Perhaps it may turn out a sang, Perhaps turn out a sermon.

1642 BURNS: _Epistle to a Young Friend._

=Serpent.=

What! would'st thou have a serpent sting thee twice?

1643 SHAKS.: _M. of Venice,_ Act iv., Sc. 1.

Where's my serpent of old Nile?

1644 SHAKS.: _Ant. and Cleo.,_ Act i., Sc. 5.

And hence one master-passion in the breast, Like Aaron's serpent, swallows up the rest.

1645 POPE: _Essay on Man,_ Epis. ii., Line 131.

Some flow'rets of Eden ye still inherit, But the trail of the Serpent is over them all.

1646 MOORE: _Paradise and the Peri._

=Service.=

Ful wel she sange the service devine, Entuned in hire nose ful swetely.

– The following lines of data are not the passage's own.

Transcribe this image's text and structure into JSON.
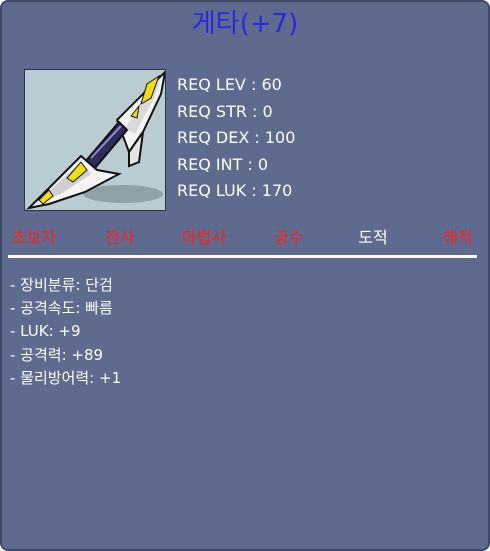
{
  "item": {
    "name": "게타(+7)",
    "image": "dagger-item-icon"
  },
  "requirements": [
    "REQ LEV : 60",
    "REQ STR : 0",
    "REQ DEX : 100",
    "REQ INT : 0",
    "REQ LUK : 170"
  ],
  "jobs": [
    {
      "label": "초보자",
      "color": "#ff1e1e"
    },
    {
      "label": "전사",
      "color": "#ff1e1e"
    },
    {
      "label": "마법사",
      "color": "#ff1e1e"
    },
    {
      "label": "궁수",
      "color": "#ff1e1e"
    },
    {
      "label": "도적",
      "color": "#ffffff"
    },
    {
      "label": "해적",
      "color": "#ff1e1e"
    }
  ],
  "stats": [
    "- 장비분류: 단검",
    "- 공격속도: 빠름",
    "- LUK: +9",
    "- 공격력: +89",
    "- 물리방어력: +1"
  ],
  "colors": {
    "panel_bg": "#5e6a8e",
    "title": "#2a28e6",
    "unavailable_job": "#ff1e1e",
    "available_job": "#ffffff"
  }
}
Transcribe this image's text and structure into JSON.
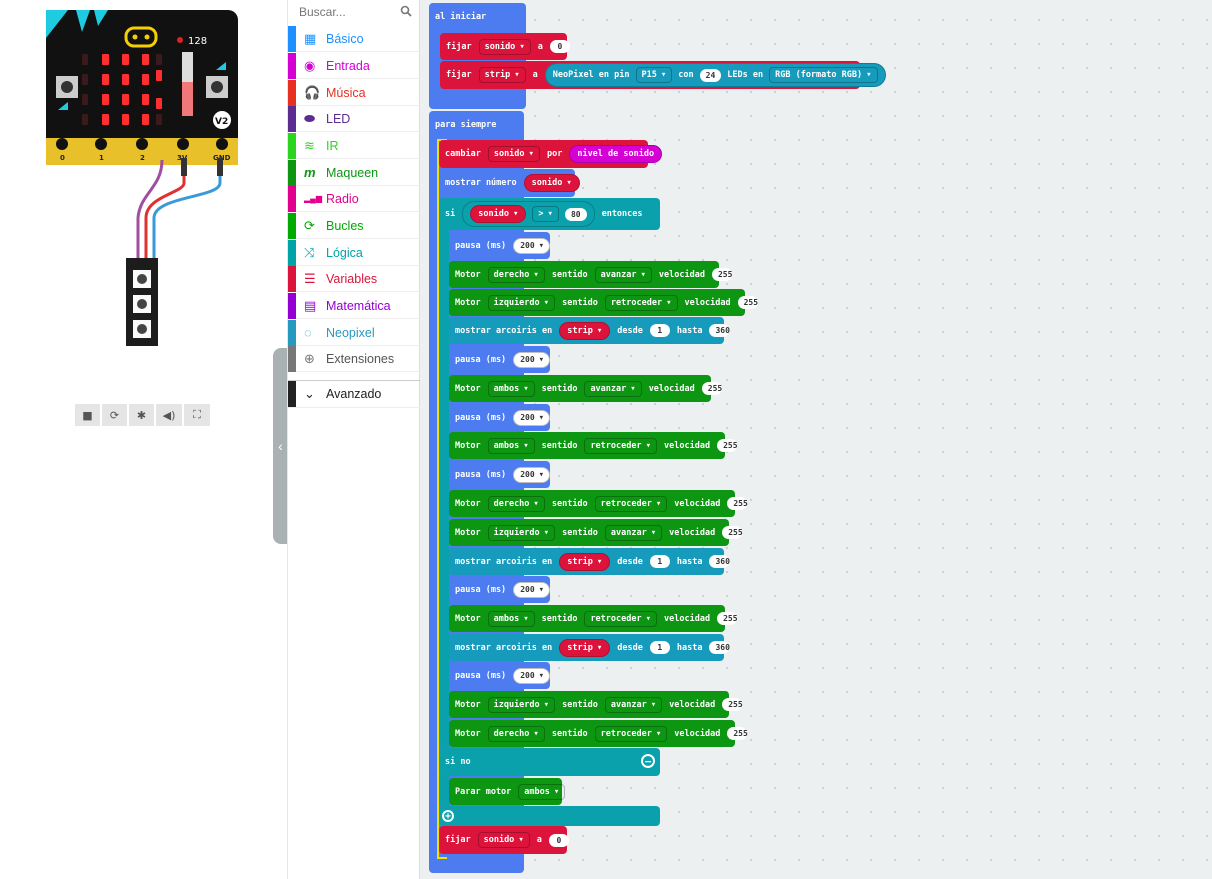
{
  "simulator": {
    "level_value": "128",
    "version_badge": "V2",
    "pins": [
      "0",
      "1",
      "2",
      "3V",
      "GND"
    ],
    "buttons": {
      "a": "A",
      "b": "B"
    }
  },
  "toolbox": {
    "search_placeholder": "Buscar...",
    "categories": [
      {
        "label": "Básico",
        "color": "#1e90ff",
        "icon": "grid-icon"
      },
      {
        "label": "Entrada",
        "color": "#d400d4",
        "icon": "radio-circle-icon"
      },
      {
        "label": "Música",
        "color": "#e63022",
        "icon": "headphones-icon"
      },
      {
        "label": "LED",
        "color": "#5c2d91",
        "icon": "toggle-icon"
      },
      {
        "label": "IR",
        "color": "#2bd420",
        "icon": "wifi-icon"
      },
      {
        "label": "Maqueen",
        "color": "#0c9612",
        "icon": "m-icon"
      },
      {
        "label": "Radio",
        "color": "#e3008c",
        "icon": "signal-bars-icon"
      },
      {
        "label": "Bucles",
        "color": "#00aa00",
        "icon": "refresh-icon"
      },
      {
        "label": "Lógica",
        "color": "#00a4a6",
        "icon": "shuffle-icon"
      },
      {
        "label": "Variables",
        "color": "#dc143c",
        "icon": "lines-icon"
      },
      {
        "label": "Matemática",
        "color": "#9400d3",
        "icon": "calculator-icon"
      },
      {
        "label": "Neopixel",
        "color": "#2699bf",
        "icon": "dotted-circle-icon"
      },
      {
        "label": "Extensiones",
        "color": "#777777",
        "icon": "plus-circle-icon"
      },
      {
        "label": "Avanzado",
        "color": "#222222",
        "icon": "chevron-down-icon"
      }
    ]
  },
  "workspace": {
    "on_start": {
      "header": "al iniciar",
      "set1": {
        "kw": "fijar",
        "var": "sonido",
        "to": "a",
        "val": "0"
      },
      "set2": {
        "kw": "fijar",
        "var": "strip",
        "to": "a",
        "fn": "NeoPixel en pin",
        "pin": "P15",
        "con": "con",
        "count": "24",
        "leds": "LEDs en",
        "mode": "RGB (formato RGB)"
      }
    },
    "forever": {
      "header": "para siempre",
      "change": {
        "kw": "cambiar",
        "var": "sonido",
        "por": "por",
        "val": "nivel de sonido"
      },
      "show": {
        "kw": "mostrar número",
        "var": "sonido"
      },
      "if": {
        "kw": "si",
        "var": "sonido",
        "op": ">",
        "val": "80",
        "then": "entonces"
      },
      "else": "si no",
      "stop": {
        "kw": "Parar motor",
        "which": "ambos"
      },
      "set_end": {
        "kw": "fijar",
        "var": "sonido",
        "to": "a",
        "val": "0"
      }
    },
    "labels": {
      "pause": "pausa (ms)",
      "pause_val": "200",
      "motor": "Motor",
      "dir": "sentido",
      "speed": "velocidad",
      "speed_val": "255",
      "rainbow": "mostrar arcoiris en",
      "strip": "strip",
      "from": "desde",
      "from_val": "1",
      "to": "hasta",
      "to_val": "360",
      "right": "derecho",
      "left": "izquierdo",
      "both": "ambos",
      "fwd": "avanzar",
      "back": "retroceder"
    }
  }
}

1647 CHAUCER: _Canterbury Tales, Prologue,_ Line 122.

And ye shall succor men; 'T is nobleness to serve; Help them who cannot help again: Beware from right to swerve.

1648 EMERSON: _Boston Hymn,_ St. 13.

=Sex.=

Think you I am no stronger than my sex, Being so father'd and so husbanded?

1649 SHAKS.: _Jul. Caesar,_ Act ii., Sc. 1.

Spirits when they please, Can either sex assume, or both.

1650 MILTON: _Par. Lost,_ Bk. i., Line 423.

=Sexton.=

See yonder maker of the dead man's bed, The sexton, hoary-headed chronicle!

Of hard, unmeaning face, down which ne'er stole A gentle tear; with mattock in his hand, Digs thro' whole rows of kindred and acquaintance By far his juniors! Scarce a skull's cast up But well he knew its owner, and can tell Some passage of his life.

1651 BLAIR: _The Grave,_ Line 452.

His death, which happened in his berth, At forty-odd befell: They went and told the sexton, and The sexton tolled the bell.

1652 HOOD: _Faithless Sally Brown._

=Shadow.=

Shine out, fair sun, till I have bought a glass, That I may see my shadow as I pass.

1653 SHAKS.: _Richard III.,_ Act i., Sc. 2.

Syene, and where the shadow both way falls, Meroe, Nilotic isle.